Reflections on Romans 8:28

Reflections on Romans 8:28

It was with surprise that I picked up a copy of the March 28 issue of The Alabama Baptist and found reference to my wedding to Patricia Creel Hart on the front page of the paper. I had been told a picture of the wedding would be in the paper but had no idea how the event would be reported.

That the wedding was judged worthy of reporting at all is a testimony to the grace Alabama Baptists have extended to me these past years as I have walked the path of loss. Your love and support during those terrible months following the accident in Durban, South Africa, helped me believe I could still have a ministry.

During the following years you allowed me to share what God was teaching me amid the pain of my wife’s death.

Then you joined the celebration as God worked in dramatic fashion to bring Pat and me together. Since the announcement of our engagement in late November, the congratulatory e-mails, cards and personal expressions have been overwhelming.

On March 22, it was humbling to look into the congregation and see 600–700 people assembled to worship God with us in the celebration of our marriage vows.

The experience has taught me much about the love and faithfulness of Alabama Baptists. It has also taught me much about the love and faithfulness of God.

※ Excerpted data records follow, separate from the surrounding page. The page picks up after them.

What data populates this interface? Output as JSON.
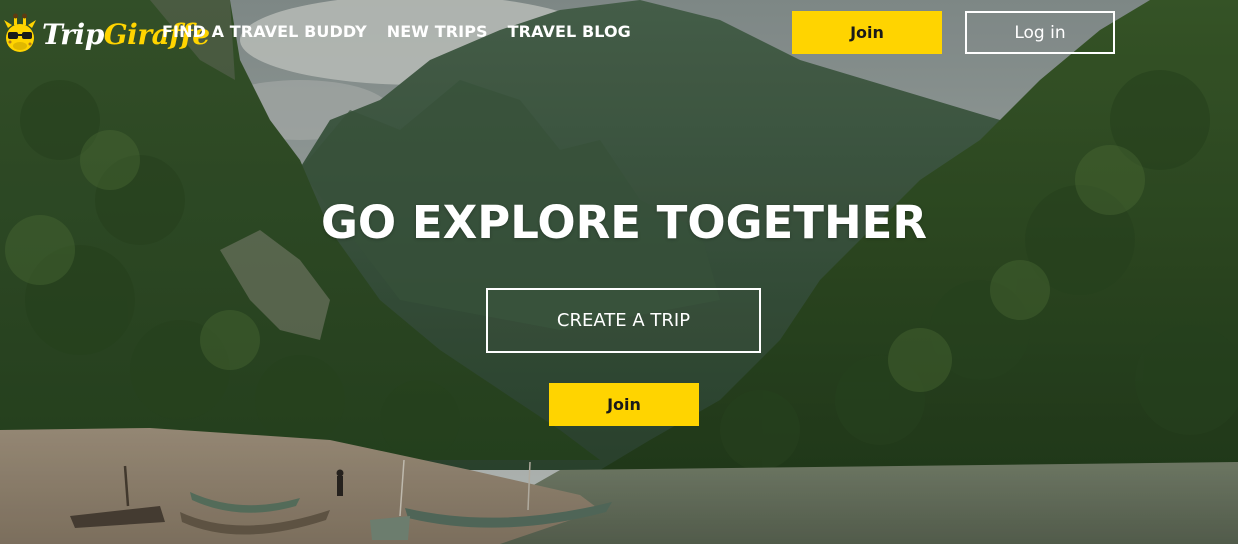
{
  "brand": {
    "name_part1": "Trip",
    "name_part2": "Giraffe",
    "accent_color": "#ffd400"
  },
  "nav": {
    "items": [
      {
        "label": "FIND A TRAVEL BUDDY"
      },
      {
        "label": "NEW TRIPS"
      },
      {
        "label": "TRAVEL BLOG"
      }
    ]
  },
  "header": {
    "join_label": "Join",
    "login_label": "Log in"
  },
  "hero": {
    "headline": "GO EXPLORE TOGETHER",
    "create_trip_label": "CREATE A TRIP",
    "join_label": "Join",
    "background": "river-valley-jungle-mountains-photo"
  }
}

In those days immediately following Eleanor’s death, as I was recuperating at home from my surgeries, a pastor friend attempted to comfort me by quoting Romans 8:28. The New International Version reads, “And we know that in all things God works for good to those who love God, who have been called according to His purpose.”

The pastor friend said God caused Eleanor’s death because God had something better for me. His words infuriated me. His conclusion that God caused the terrible accident that claimed my wife’s life failed to take seriously the role of sin in the world, the role of evil in the accident.

Under the belief in the sovereignty of God, it is tempting to blame God for everything that happens in our world and in our lives. Then mankind is not responsible. God is. But man is responsible for his choices. God made him so. Man is free to choose a relationship with God or to spurn Him. Man is free to walk lovingly and obediently before God or to live in rebellion. Man is free to love his neighbor or to hate him.

My pastor friend’s description of God as the source of all that takes place would make God a kind of Being to be avoided, not One to be loved with heart and soul, with mind and strength. Yes, God is sovereign but there is a difference between the perfect will of God and the permissive will of God. Just because God allows something like a deadly accident to occur does not mean He is the source of it.

The words infuriated me, too, because they reduced the value of my wife. The words made her a commodity to be replaced rather than a deeply fulfilling love that gave meaning to life.  This pastor friend had never suffered loss. He did not understand. He was talking out of head knowledge, not heart knowledge.

In the nearly four years since that conversation, the promises of God found in Romans 8:28 have become increasingly precious to me as I have come to understand them with my heart. That is why I can attest to their truth with my head and my heart and point to personal experience as demonstration of their validity.

God did not cause the shattering experience of Durban. Evil did that. Evil created chaos that claimed Eleanor’s life and threatened to pull me into a chaos from which I could not escape.

But God is faithful. God would not allow the chaos of evil to triumph. When evil claimed Eleanor’s physical life, God was there to rescue her from death’s icy grasp. God welcomed her into the everlasting life which was hers from the moment she accepted Jesus Christ as her personal Savior.

When chaos swirled around me, God was present through His people and through special people He brought into my life. God’s love would not let me go. He worked amid my personal chaos to create order just as He did in the beginning of time. God took the shattered pieces and began restoring wholeness.

In the fullness of His time, God brought Pat Hart into my life. Through her, love and life and joy returned. Pat is not a replacement. She is never to be compared to Eleanor. Pat is a gift of God to be loved and cherished for herself. She is a part of the new wholeness God has restored and I am grateful.

Romans 8:28 never promised that I would love again or be loved again by another human being. It did promise something more important. It promised that I would always be loved by God. It did promise that God would never abandon me to the chaos of evil. It did promise that I would know wholeness with or without another spouse.

Romans 8:28 did promise that God would work in my personal chaos to bring order, to bring about something good. That is God’s promise for all of His children.

That is God’s promise to you. God does not    create the chaos that so often engulfs us. But, if we allow Him, God does come into our chaos to create order, to bring about something good. That is why we know “that in all things, God works for the good of those who love Him.”